Introdução
Vivemos em uma era em que os algoritmos deixaram de ser meros instrumentos técnicos para se tornarem atores centrais na mediação da vida social, política e econômica. As chamadas big techs - Google, Meta, Amazon, entre outras - exercem um poder que transcende fronteiras, regula comportamentos e influencia decisões individuais e coletivas. Nesse cenário, o Direito Constitucional é convocado a enfrentar um novo desafio: vigiar os algoritmos e limitar o poder das plataformas digitais, que hoje atuam como verdadeiros “governadores privados” do espaço público virtual.
A pergunta que dá título a este artigo - quem vigia os algoritmos? - não é apenas retórica. Ela revela uma lacuna normativa e institucional que precisa ser preenchida por um constitucionalismo digital, capaz de proteger os direitos fundamentais no ciberespaço e de garantir que a tecnologia esteja a serviço da democracia, e não o contrário.
Constitucionalismo digital: Fundamentos e desafios
O constitucionalismo digital é uma vertente emergente que busca adaptar os princípios clássicos do constitucionalismo - como a limitação do poder, a proteção dos direitos fundamentais e a supremacia da Constituição - às novas realidades da sociedade digital. Trata-se de reconhecer que o ambiente virtual não é neutro, mas profundamente marcado por relações de poder, interesses econômicos e riscos à liberdade individual.
Nesse contexto, os algoritmos operam como filtros invisíveis, determinando o que vemos, o que consumimos e até como pensamos. A modulação algorítmica da informação afeta diretamente direitos como:
- Liberdade de expressão;
- Privacidade;
- Proteção de dados pessoais;
- Igualdade no acesso à informação.
O desafio do constitucionalismo digital é duplo: reconhecer esses novos riscos e criar mecanismos jurídicos eficazes para enfrentá-los.
O poder das big techs e a eficácia horizontal dos direitos fundamentais
As Big Techs não apenas oferecem serviços - elas regulam o espaço público digital, definem regras de moderação de conteúdo, coletam e processam dados em larga escala e influenciam processos eleitorais. Essa atuação configura uma forma de poder privado com impacto público, o que exige a aplicação da eficácia horizontal dos direitos fundamentais.

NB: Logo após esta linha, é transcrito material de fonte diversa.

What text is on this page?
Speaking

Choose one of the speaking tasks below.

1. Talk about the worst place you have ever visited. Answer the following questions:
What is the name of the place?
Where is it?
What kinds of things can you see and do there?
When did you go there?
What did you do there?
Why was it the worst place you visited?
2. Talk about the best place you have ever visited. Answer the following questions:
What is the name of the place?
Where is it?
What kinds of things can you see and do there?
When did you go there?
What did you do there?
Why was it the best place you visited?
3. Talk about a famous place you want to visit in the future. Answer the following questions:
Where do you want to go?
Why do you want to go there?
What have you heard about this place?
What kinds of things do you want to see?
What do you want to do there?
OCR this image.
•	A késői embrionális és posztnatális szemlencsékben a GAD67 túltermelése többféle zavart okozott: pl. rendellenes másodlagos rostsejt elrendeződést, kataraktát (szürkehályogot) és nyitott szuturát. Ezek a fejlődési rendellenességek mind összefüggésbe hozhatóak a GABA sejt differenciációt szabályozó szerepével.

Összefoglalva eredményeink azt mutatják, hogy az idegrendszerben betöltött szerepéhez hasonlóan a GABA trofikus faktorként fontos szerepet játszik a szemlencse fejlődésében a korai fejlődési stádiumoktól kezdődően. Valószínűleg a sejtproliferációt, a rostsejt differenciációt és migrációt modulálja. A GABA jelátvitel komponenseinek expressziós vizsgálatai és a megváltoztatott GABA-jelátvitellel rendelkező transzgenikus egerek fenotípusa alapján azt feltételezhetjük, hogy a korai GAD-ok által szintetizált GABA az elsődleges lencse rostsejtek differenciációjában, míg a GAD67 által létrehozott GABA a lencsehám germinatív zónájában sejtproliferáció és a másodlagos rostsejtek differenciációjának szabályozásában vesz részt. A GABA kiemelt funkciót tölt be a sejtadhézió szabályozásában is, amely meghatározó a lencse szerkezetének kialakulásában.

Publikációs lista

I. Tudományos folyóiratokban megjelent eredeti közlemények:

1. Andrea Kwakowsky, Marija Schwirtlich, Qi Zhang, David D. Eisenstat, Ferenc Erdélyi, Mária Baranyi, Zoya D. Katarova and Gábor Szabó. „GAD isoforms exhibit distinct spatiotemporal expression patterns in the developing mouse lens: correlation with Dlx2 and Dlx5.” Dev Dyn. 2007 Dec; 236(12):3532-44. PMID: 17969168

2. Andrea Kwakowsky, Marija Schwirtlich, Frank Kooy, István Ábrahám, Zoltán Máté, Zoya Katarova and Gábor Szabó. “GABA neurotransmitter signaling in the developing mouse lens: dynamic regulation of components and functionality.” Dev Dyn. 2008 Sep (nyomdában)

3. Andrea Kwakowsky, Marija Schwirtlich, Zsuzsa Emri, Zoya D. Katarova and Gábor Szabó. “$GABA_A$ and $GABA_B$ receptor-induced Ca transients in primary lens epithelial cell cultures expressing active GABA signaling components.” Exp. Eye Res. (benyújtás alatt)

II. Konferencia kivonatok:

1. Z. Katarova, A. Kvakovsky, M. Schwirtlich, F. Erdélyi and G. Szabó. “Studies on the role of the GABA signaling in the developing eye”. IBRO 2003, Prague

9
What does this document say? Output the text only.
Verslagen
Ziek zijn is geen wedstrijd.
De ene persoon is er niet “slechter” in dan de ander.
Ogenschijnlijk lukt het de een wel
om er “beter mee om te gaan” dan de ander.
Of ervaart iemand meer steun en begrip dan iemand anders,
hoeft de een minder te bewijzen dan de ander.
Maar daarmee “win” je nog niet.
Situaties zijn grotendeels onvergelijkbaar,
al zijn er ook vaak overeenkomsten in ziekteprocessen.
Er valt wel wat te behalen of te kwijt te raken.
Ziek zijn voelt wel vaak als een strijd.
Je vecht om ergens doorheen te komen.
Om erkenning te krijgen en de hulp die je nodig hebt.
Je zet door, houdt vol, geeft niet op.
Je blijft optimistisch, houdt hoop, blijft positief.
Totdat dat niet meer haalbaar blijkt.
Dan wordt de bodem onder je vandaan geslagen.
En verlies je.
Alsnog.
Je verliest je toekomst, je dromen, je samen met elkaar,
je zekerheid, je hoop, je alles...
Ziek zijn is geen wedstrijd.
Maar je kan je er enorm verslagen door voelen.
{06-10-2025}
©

Como bem destacou o ministro Gilmar Mendes, em palestra no STF, o uso da internet pode afetar a capacidade decisória do povo, exigindo que os direitos fundamentais sejam aplicados também nas relações entre indivíduos e empresas privadas, especialmente aquelas que controlam o fluxo informacional.
Decisões Judiciais e o Papel do STF
O Poder Judiciário brasileiro tem avançado na construção de um marco jurisprudencial sobre o tema. Destacam-se:
Julgamento do STF sobre o art. 19 do Marco Civil da Internet (RE 1.037.396 e RE 1.057.258)
Em junho de 2025, o STF declarou a inconstitucionalidade parcial do art. 19, permitindo a responsabilização das plataformas sem ordem judicial prévia em casos de conteúdos gravemente ilícitos. Essa decisão rompe com a lógica de blindagem das big techs e fortalece a soberania constitucional brasileira.
Dever de cuidado das plataformas
Ministros como Alexandre de Moraes e Luís Roberto Barroso defenderam que as plataformas devem atuar preventivamente na remoção de conteúdos ilícitos, como discursos de ódio, incitação à violência e ataques à democracia.
Relatório IRIS sobre moderação de conteúdo
Estudo com 191 decisões judiciais revelou que a maioria dos casos envolve suspensão indevida de contas, com reconhecimento do devido processo legal e da necessidade de transparência algorítmica.
Propostas para um constitucionalismo digital efetivo
Para que o constitucionalismo digital seja mais do que uma abstração teórica, é necessário, criar marcos regulatórios claros, como uma lei de liberdade, responsabilidade e transparência digital. Exigir transparência algorítmica, com auditorias independentes e acesso público às regras de moderação. Fortalecer a atuação das instituições democráticas, como o Judiciário e agências reguladoras. Promover a educação digital, capacitando cidadãos para compreender e questionar o funcionamento das plataformas. Estabelecer mecanismos de participação cidadã na governança das redes.
Conclusão
A pergunta “quem vigia os algoritmos?” é, na verdade, um chamado à ação constitucional. O poder das big techs não pode permanecer fora do alcance da Constituição. É preciso construir um novo constitucionalismo, capaz de enfrentar os desafios da era digital com coragem, inteligência e compromisso democrático.
O futuro da democracia depende da nossa capacidade de vigiar os algoritmos, limitar o poder das plataformas e garantir que os direitos fundamentais sejam respeitados em todos os espaços - inclusive no ciberespaço.